The signs, reading "Warning: Twin Cities Police Easily Startled," appeared to refer to the July 15 shooting death of Justine Ruszczyk, who used her fiancé's last name, Damond.
The signs — which authorities pulled down as quickly as they went up, according to NBC affiliate KARE — appropriated language used by the partner of Minneapolis Officer Mohamed Noor, who fired the fatal shot from the passenger seat of his police vehicle.
Officer Matthew Harrity told investigators that he and Noor were "startled" by a loud noise before Noor opened fire on the 40-year-old meditation instructor.
In a search warrant filed Monday, investigators said a woman had slapped the squad car before the fatal shooting.

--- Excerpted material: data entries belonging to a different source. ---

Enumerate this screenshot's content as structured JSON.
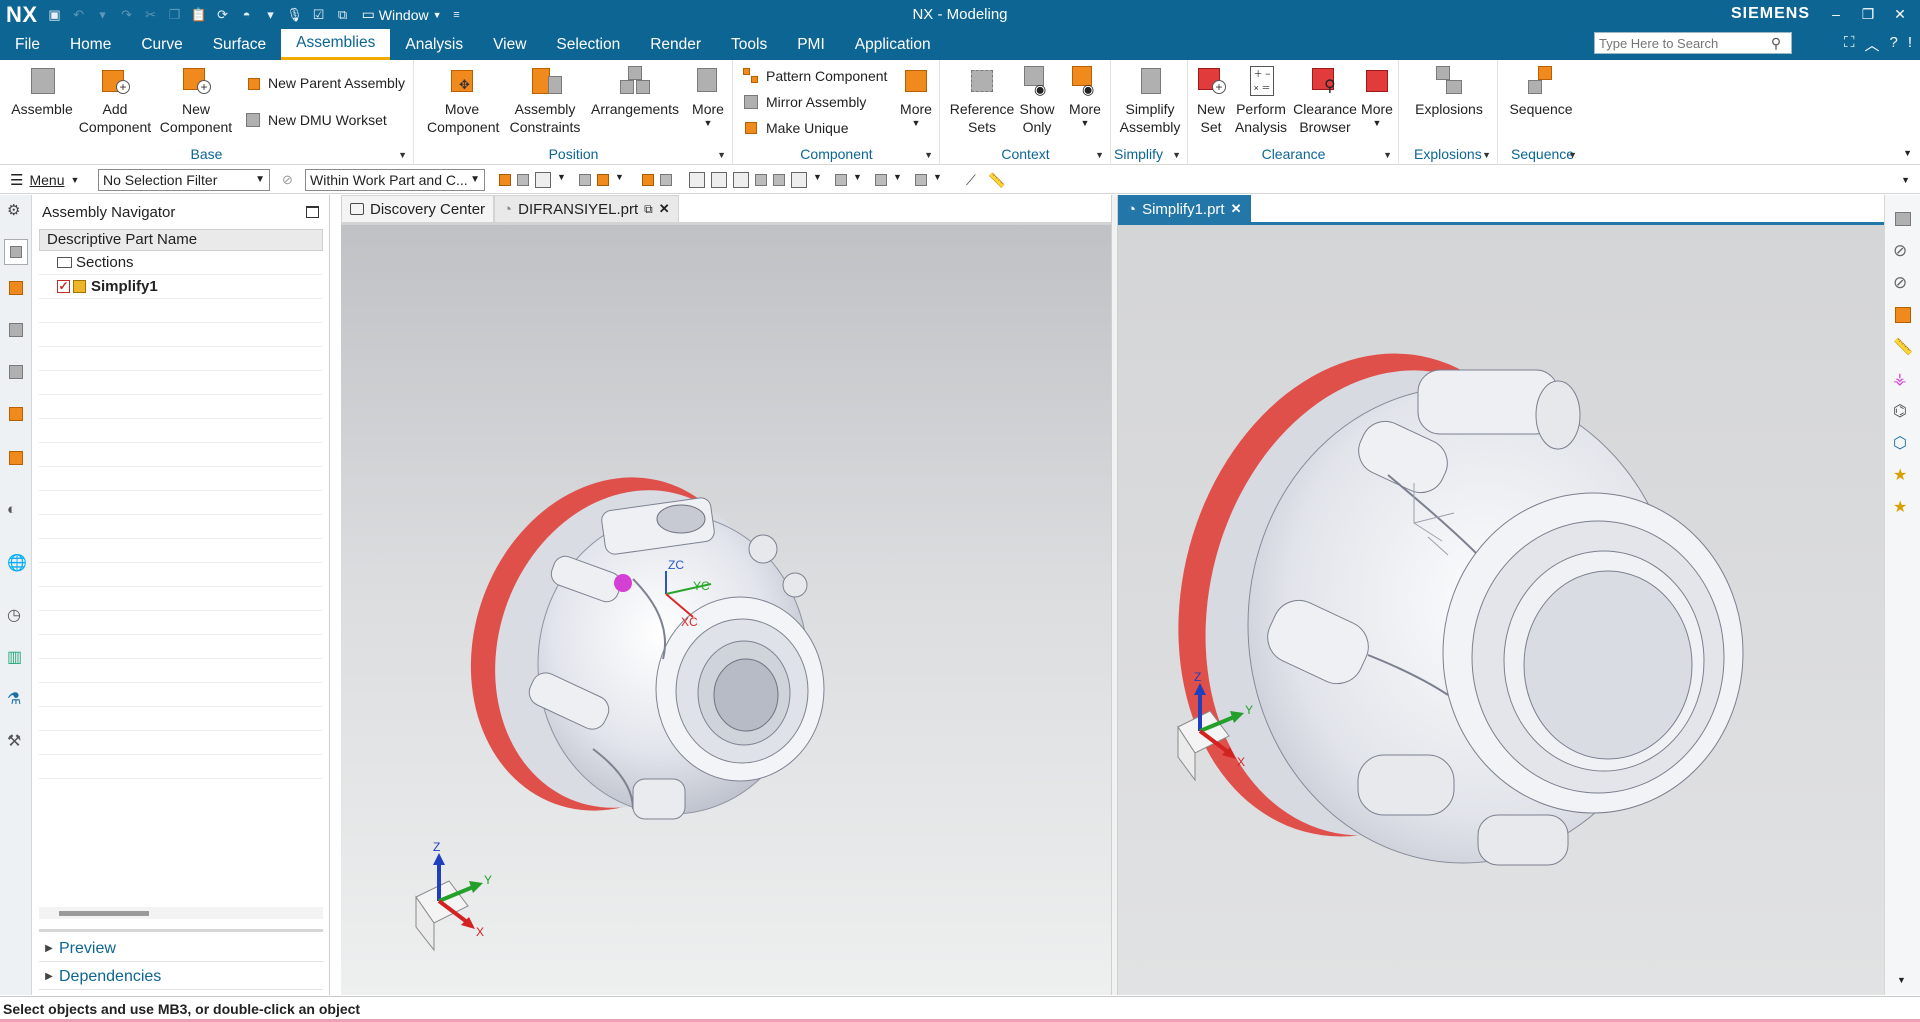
{
  "app": {
    "logo": "NX",
    "title": "NX - Modeling",
    "brand": "SIEMENS",
    "window_menu": "Window"
  },
  "menu_tabs": [
    "File",
    "Home",
    "Curve",
    "Surface",
    "Assemblies",
    "Analysis",
    "View",
    "Selection",
    "Render",
    "Tools",
    "PMI",
    "Application"
  ],
  "active_tab": "Assemblies",
  "search": {
    "placeholder": "Type Here to Search"
  },
  "ribbon": {
    "base": {
      "label": "Base",
      "assemble": "Assemble",
      "add_component": [
        "Add",
        "Component"
      ],
      "new_component": [
        "New",
        "Component"
      ],
      "new_parent_assembly": "New Parent Assembly",
      "new_dmu_workset": "New DMU Workset"
    },
    "position": {
      "label": "Position",
      "move_component": [
        "Move",
        "Component"
      ],
      "assembly_constraints": [
        "Assembly",
        "Constraints"
      ],
      "arrangements": "Arrangements",
      "more": "More"
    },
    "component": {
      "label": "Component",
      "pattern_component": "Pattern Component",
      "mirror_assembly": "Mirror Assembly",
      "make_unique": "Make Unique",
      "more": "More"
    },
    "context": {
      "label": "Context",
      "reference_sets": [
        "Reference",
        "Sets"
      ],
      "show_only": [
        "Show",
        "Only"
      ],
      "more": "More"
    },
    "simplify": {
      "label": "Simplify",
      "simplify_assembly": [
        "Simplify",
        "Assembly"
      ]
    },
    "clearance": {
      "label": "Clearance",
      "new_set": [
        "New",
        "Set"
      ],
      "perform_analysis": [
        "Perform",
        "Analysis"
      ],
      "clearance_browser": [
        "Clearance",
        "Browser"
      ],
      "more": "More"
    },
    "explosions": {
      "label": "Explosions",
      "button": "Explosions"
    },
    "sequence": {
      "label": "Sequence",
      "button": "Sequence"
    }
  },
  "toolbar": {
    "menu_label": "Menu",
    "selection_filter": "No Selection Filter",
    "selection_scope": "Within Work Part and C..."
  },
  "navigator": {
    "title": "Assembly Navigator",
    "column_header": "Descriptive Part Name",
    "rows": [
      {
        "label": "Sections"
      },
      {
        "label": "Simplify1"
      }
    ],
    "preview": "Preview",
    "dependencies": "Dependencies"
  },
  "doc_tabs": {
    "left": [
      "Discovery Center",
      "DIFRANSIYEL.prt"
    ],
    "right": "Simplify1.prt"
  },
  "triad": {
    "z": "Z",
    "y": "Y",
    "x": "X"
  },
  "wcs": {
    "zc": "ZC",
    "yc": "YC",
    "xc": "XC"
  },
  "status": "Select objects and use MB3, or double-click an object",
  "colors": {
    "chrome_blue": "#0d6593",
    "active_tab_underline": "#f2a900",
    "group_label": "#0d6593",
    "part_red": "#e0504b",
    "part_body": "#dfe2e8"
  }
}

"Minneapolis PD arrived on scene. Upon police arrival, a female 'slaps' the back of the patrol squad," read the warrant, filed by the Bureau of Criminal Apprehension and obtained by NBC News on Tuesday. "After that, it is unknown to BCA agents what exactly happened, but the female became deceased in the alley."

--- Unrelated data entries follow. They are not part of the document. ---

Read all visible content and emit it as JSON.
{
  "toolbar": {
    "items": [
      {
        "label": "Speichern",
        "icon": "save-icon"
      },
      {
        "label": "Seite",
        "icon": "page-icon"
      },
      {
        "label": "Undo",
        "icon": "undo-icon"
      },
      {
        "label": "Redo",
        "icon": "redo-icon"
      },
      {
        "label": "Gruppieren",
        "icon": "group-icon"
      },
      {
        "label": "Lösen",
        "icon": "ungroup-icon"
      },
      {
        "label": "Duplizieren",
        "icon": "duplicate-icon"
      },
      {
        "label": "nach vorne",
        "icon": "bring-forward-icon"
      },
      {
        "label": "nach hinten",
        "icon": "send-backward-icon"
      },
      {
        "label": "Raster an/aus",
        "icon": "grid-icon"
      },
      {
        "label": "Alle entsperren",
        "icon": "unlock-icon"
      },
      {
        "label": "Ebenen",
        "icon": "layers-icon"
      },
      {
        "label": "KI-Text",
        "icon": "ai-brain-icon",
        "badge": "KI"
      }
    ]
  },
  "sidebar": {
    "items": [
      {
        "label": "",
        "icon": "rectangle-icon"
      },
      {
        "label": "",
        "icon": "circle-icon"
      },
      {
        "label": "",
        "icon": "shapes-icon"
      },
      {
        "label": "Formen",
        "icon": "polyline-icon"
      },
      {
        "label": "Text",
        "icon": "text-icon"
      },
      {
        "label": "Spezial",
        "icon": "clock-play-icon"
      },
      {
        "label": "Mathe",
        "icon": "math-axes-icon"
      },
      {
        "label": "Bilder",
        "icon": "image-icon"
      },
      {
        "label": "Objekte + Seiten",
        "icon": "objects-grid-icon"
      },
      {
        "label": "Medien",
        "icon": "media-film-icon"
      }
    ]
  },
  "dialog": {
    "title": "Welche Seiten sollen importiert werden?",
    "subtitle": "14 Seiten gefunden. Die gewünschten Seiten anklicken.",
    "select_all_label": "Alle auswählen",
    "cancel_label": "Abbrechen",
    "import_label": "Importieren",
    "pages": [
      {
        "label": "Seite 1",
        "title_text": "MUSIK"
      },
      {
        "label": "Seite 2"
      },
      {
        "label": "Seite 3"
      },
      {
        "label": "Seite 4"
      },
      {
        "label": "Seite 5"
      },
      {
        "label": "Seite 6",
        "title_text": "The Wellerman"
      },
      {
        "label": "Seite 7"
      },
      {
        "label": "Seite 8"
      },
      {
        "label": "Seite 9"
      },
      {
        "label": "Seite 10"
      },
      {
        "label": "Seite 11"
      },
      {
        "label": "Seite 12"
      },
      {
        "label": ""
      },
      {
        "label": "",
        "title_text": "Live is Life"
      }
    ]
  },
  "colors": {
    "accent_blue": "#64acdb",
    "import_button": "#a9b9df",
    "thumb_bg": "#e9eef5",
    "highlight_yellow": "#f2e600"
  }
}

Damond was not explicitly identified as the woman who slapped the car.
Noor, who has retained a private attorney, has declined to be interviewed by investigators. He and Harrity are on standard administrative leave during the investigation.
KARE reported that the mock signs appeared to have been painstakingly made — they were fabricated of metal, they were painted professionally and they were mounted on street poles using heavy-duty screws, like official city street signs.
Minneapolis police said they had no leads as to who was behind the signs.
"We are aware of the signs and are not investigating the incident. We have no further comment at this time," Minneapolis Police Department spokeswoman Sgt. Catherine Michal said in an email.
Damond's family has hired lawyer Robert Bennett, highlighting continuing questions about police use of force in the Twin Cities. Bennett represented the mother of Philando Castile in a $3 million settlement to avoid a lawsuit over Castile's killing by police in a Minneapolis suburb last year.
The continuing controversy contributed to the resignation of Minneapolis Police Chief Janeé Harteau last week at the request of Mayor Betsy Hodges. Hodges said she had "lost confidence in the chief's ability to lead us further."
The police department, meanwhile, released Noor's service record on Monday, but the documents include no details on his job performance.
Previously released records show that he has been the subject of three complaints, one of which was dismissed, with the two others pending.